The United States Centers for Disease Control and Prevention (CDC) has issued a report based on data from 4000 hospitalizations, which concludes that one in seven infections in acute care hospitals are caused by antibiotic resistant hospital infections.According to the findings, one in seven infections in acute care hospitals, related to catheters and surgeries, are caused by antibiotic-resistant bacteria. Many of the urgent serious antibiotic-resistant bacteria threaten patients while being treated in hospitals for other conditions. Of the 15 urgent serious antibiotic-resistant infections, seven are predominantly acquired in a healthcare setting.
The report highlights the major medical dilemma that antibiotic-resistant bacteria can make infections impossible treat. Antibiotic resistant infections increase patient deaths. In the United States, approximately 2 million persons become ill each year with antibiotic-resistant infections and approximately 23,000 die. The CDC compiled data in 2014 from the National Healthcare Safety Network; taking data on specific infections from 4,000, short-term acute care hospitals, 501 long-term acute care hospitals and 1,135 inpatient rehabilitation facilities in all 50 states.Researchers found the likelihood of a patient becoming infected by any of the six most common bacteria was 12% for in-patient rehabilitation facilities, and 29% for long term acute care hospitals.
More than half of hospitalized patients are receiving antibiotic treatment on any given day, and one-quarter of that population has a hospital acquired infection, making them more likely to contract illnesses which are resistant to common antibiotic treatment.
Health experts say there is an urgent need to engage new methods of reducing the spread of these superbugs, including finding new ways of treating infections without the use of antibiotics.
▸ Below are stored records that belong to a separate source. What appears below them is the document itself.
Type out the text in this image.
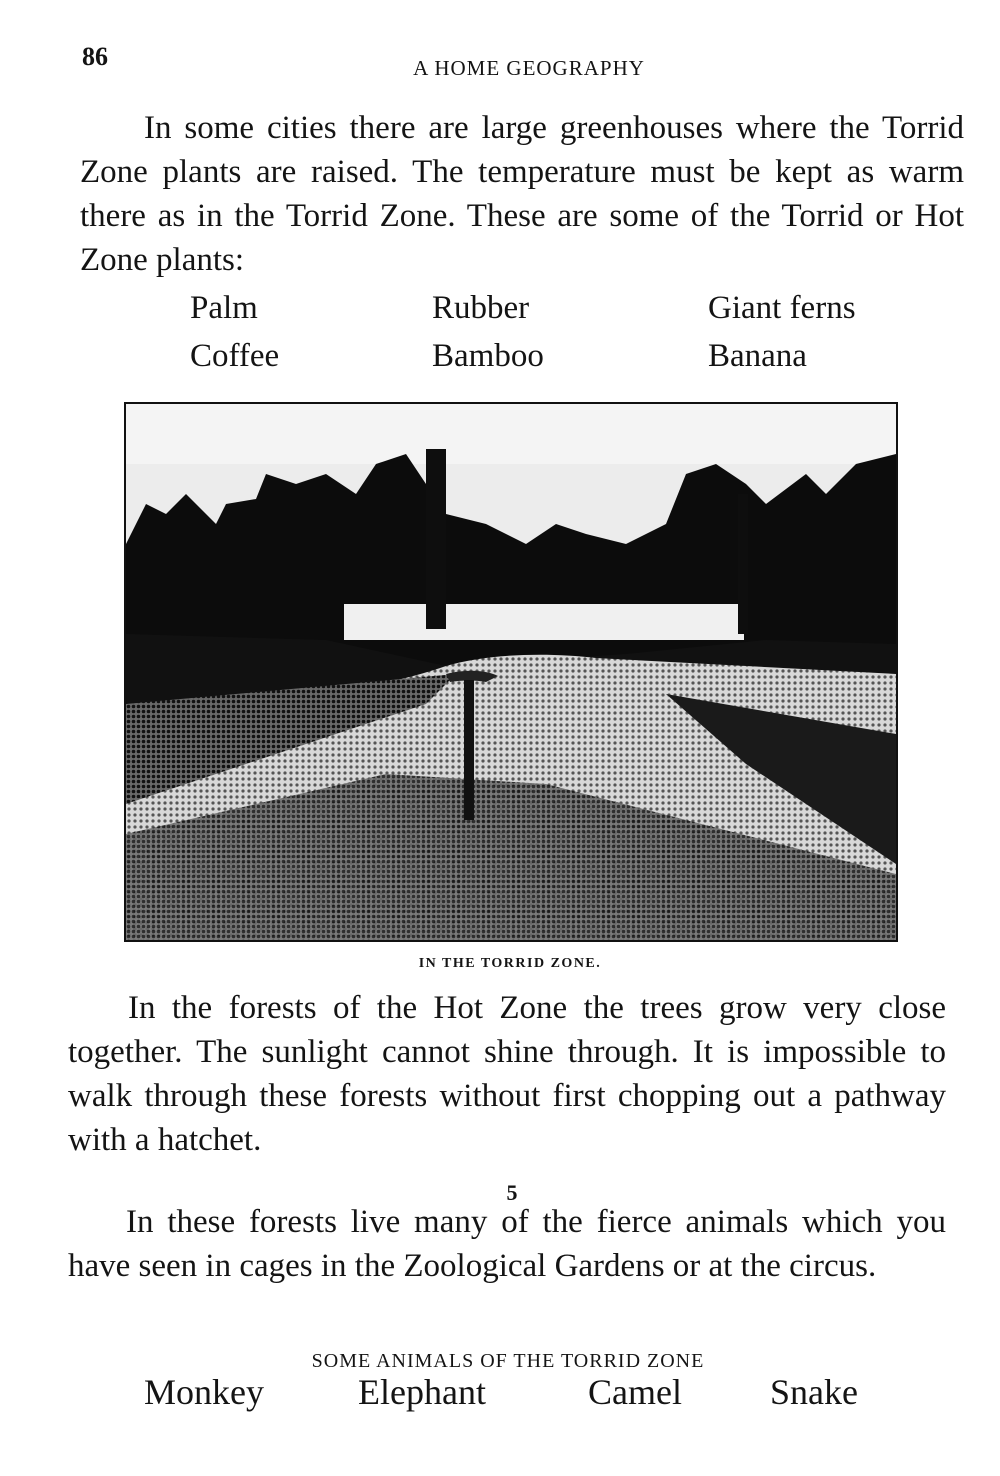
86	A HOME GEOGRAPHY

In some cities there are large greenhouses where the Torrid Zone plants are raised. The temperature must be kept as warm there as in the Torrid Zone. These are some of the Torrid or Hot Zone plants:

Palm	Rubber	Giant ferns
Coffee	Bamboo	Banana
IN THE TORRID ZONE.

In the forests of the Hot Zone the trees grow very close together. The sunlight cannot shine through. It is impossible to walk through these forests without first chopping out a pathway with a hatchet.

5

In these forests live many of the fierce animals which you have seen in cages in the Zoological Gardens or at the circus.

SOME ANIMALS OF THE TORRID ZONE
Monkey	Elephant	Camel Snake
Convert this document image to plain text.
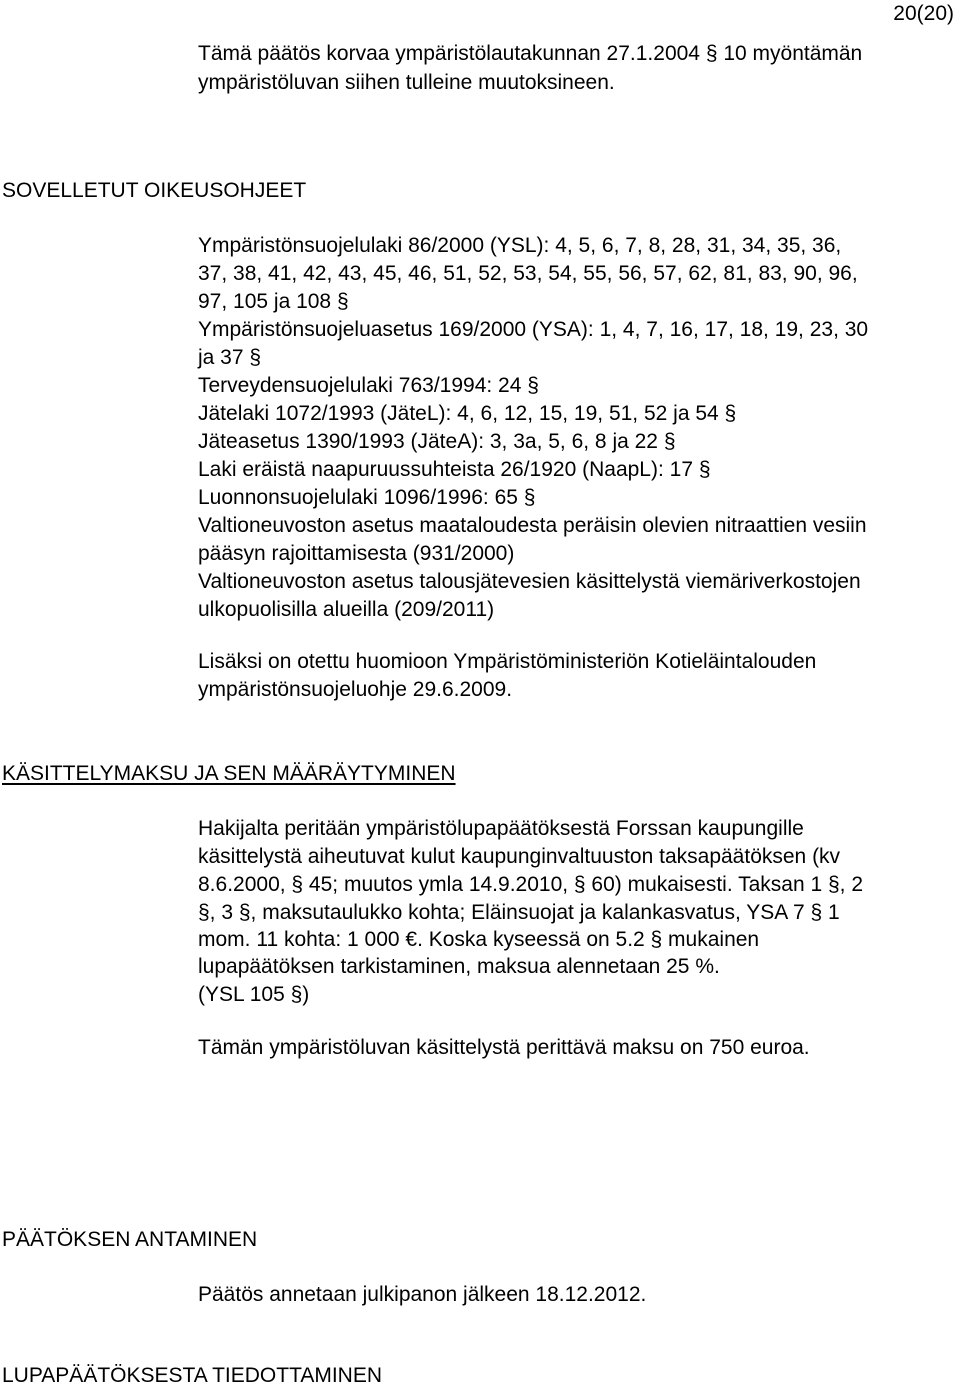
20(20)
Tämä päätös korvaa ympäristölautakunnan 27.1.2004 § 10 myöntämän
ympäristöluvan siihen tulleine muutoksineen.
SOVELLETUT OIKEUSOHJEET
Ympäristönsuojelulaki 86/2000 (YSL): 4, 5, 6, 7, 8, 28, 31, 34, 35, 36,
37, 38, 41, 42, 43, 45, 46, 51, 52, 53, 54, 55, 56, 57, 62, 81, 83, 90, 96,
97, 105 ja 108 §
Ympäristönsuojeluasetus 169/2000 (YSA): 1, 4, 7, 16, 17, 18, 19, 23, 30
ja 37 §
Terveydensuojelulaki 763/1994: 24 §
Jätelaki 1072/1993 (JäteL): 4, 6, 12, 15, 19, 51, 52 ja 54 §
Jäteasetus 1390/1993 (JäteA): 3, 3a, 5, 6, 8 ja 22 §
Laki eräistä naapuruussuhteista 26/1920 (NaapL): 17 §
Luonnonsuojelulaki 1096/1996: 65 §
Valtioneuvoston asetus maataloudesta peräisin olevien nitraattien vesiin
pääsyn rajoittamisesta (931/2000)
Valtioneuvoston asetus talousjätevesien käsittelystä viemäriverkostojen
ulkopuolisilla alueilla (209/2011)
Lisäksi on otettu huomioon Ympäristöministeriön Kotieläintalouden
ympäristönsuojeluohje 29.6.2009.
KÄSITTELYMAKSU JA SEN MÄÄRÄYTYMINEN
Hakijalta peritään ympäristölupapäätöksestä Forssan kaupungille
käsittelystä aiheutuvat kulut kaupunginvaltuuston taksapäätöksen (kv
8.6.2000, § 45; muutos ymla 14.9.2010, § 60) mukaisesti. Taksan 1 §, 2
§, 3 §, maksutaulukko kohta; Eläinsuojat ja kalankasvatus, YSA 7 § 1
mom. 11 kohta: 1 000 €. Koska kyseessä on 5.2 § mukainen
lupapäätöksen tarkistaminen, maksua alennetaan 25 %.
(YSL 105 §)
Tämän ympäristöluvan käsittelystä perittävä maksu on 750 euroa.
PÄÄTÖKSEN ANTAMINEN
Päätös annetaan julkipanon jälkeen 18.12.2012.
LUPAPÄÄTÖKSESTA TIEDOTTAMINEN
The National Institute of Allergy and Infectious Diseases (NIAID) recently awarded $5 million to fund research focused on bacterial infection treatments that do not involve the use of antibiotics.. –
The new report did reveal hospitals reduced the incidence of central-line associated bloodstream superbug infections in short-term acute care hospitals by 50% and nine percent in long-term care hospitals.
Surgical-site infections were reduced by 17% in short term acute care hospitals. Catheter-associated urinary tract infections reduced by 11 percent in long term care centers, 14 percent at inpatient rehabilitation centers; however short term care hospitals saw no reduction in those infections.